Perempuan adalah kelompok yang paling diandalkan dalam soal kesetiaan dan kepatuhan. Kelompok yang paling mudah percaya pada semua hal terkait agama. Perempuan sangat bersahabat dengan agama meski agama seringkali tidak ramah terhadap mereka. Dan yang paling meyakinkan adalah perempuan mampu menjadi benteng pertama yang melindungi keluarga jika terjadi hal-hal tak diinginkan.

Perempuan seperti apa yang banyak terlibat dalam gerakan terorisme di Indonesia? Penelitian Yayasan Prasasti Perdamaian mengungkapkan, para perempuan yang terlibat dalam gerakan radikalisme Islam Indonesia terdiri dari para istri dan keluarga teroris yang terlibat dalam aksi-aksi pengeboman di Indonesia, isteri dan keluarga para jihadis di Suriah, Lebanon dan Turki. Umumnya suami atau keluarga mereka adalah anggota Jamaah Islamiyah, Jamaah Ansharut Tauhid, Negara Islam Indonesia, ISIS, Salafi Jihadis dan organisasi Islam radikal lain.

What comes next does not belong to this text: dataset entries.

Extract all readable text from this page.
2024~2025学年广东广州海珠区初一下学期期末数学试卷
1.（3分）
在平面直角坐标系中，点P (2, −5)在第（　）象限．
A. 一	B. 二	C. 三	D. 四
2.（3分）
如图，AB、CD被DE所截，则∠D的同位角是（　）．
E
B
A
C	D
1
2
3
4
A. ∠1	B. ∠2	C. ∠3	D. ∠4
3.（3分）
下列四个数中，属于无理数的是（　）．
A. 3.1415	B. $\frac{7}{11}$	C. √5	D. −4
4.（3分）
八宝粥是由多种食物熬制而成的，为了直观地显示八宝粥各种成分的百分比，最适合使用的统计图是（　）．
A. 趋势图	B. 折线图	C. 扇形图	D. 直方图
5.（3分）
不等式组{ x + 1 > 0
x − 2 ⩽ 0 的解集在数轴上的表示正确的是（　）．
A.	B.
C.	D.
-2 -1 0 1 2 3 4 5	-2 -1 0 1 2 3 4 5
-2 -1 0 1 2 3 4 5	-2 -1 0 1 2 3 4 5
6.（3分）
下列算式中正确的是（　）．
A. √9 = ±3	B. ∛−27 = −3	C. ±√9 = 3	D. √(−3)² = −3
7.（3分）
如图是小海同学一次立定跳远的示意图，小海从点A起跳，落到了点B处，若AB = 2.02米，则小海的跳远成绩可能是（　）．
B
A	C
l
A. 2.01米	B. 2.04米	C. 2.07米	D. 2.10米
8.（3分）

Menarik disebutkan, umumnya mereka bukanlah perempuan yang tidak pintar dan tidak terdidik. Sebaliknya, kebanyakan mereka lulusan perguruan tinggi, selebihnya lulusan pesantren dan sekolah menengah atas. Lalu dari segi ekonomi, mereka tidak selalu dari kelompok miskin. Umumnya mereka dari kalangan menengah. Profesi mereka pun beragam: dosen, guru, muballighah, ustazah, dokter gigi, pengusaha, karyawan, aktivis organisasi,  pedagang (kebab, herbal, busana dan sebagainya), pelayan toko, dan pekerja pabrik.

Mereka mulanya terpapar pemahaman keislaman yang radikal, misalnya memercayai wajib hukumnya membunuh orang-orang kafir, (non-Muslim). Mereka meyakini wajib menegakkan negara Islam dengan melakukan jihad menumpas ketidakadilan yang dilakukan orang-orang kafir. Perempuan harus ikut berjihad membela Islam dan Muslim yang tertindas.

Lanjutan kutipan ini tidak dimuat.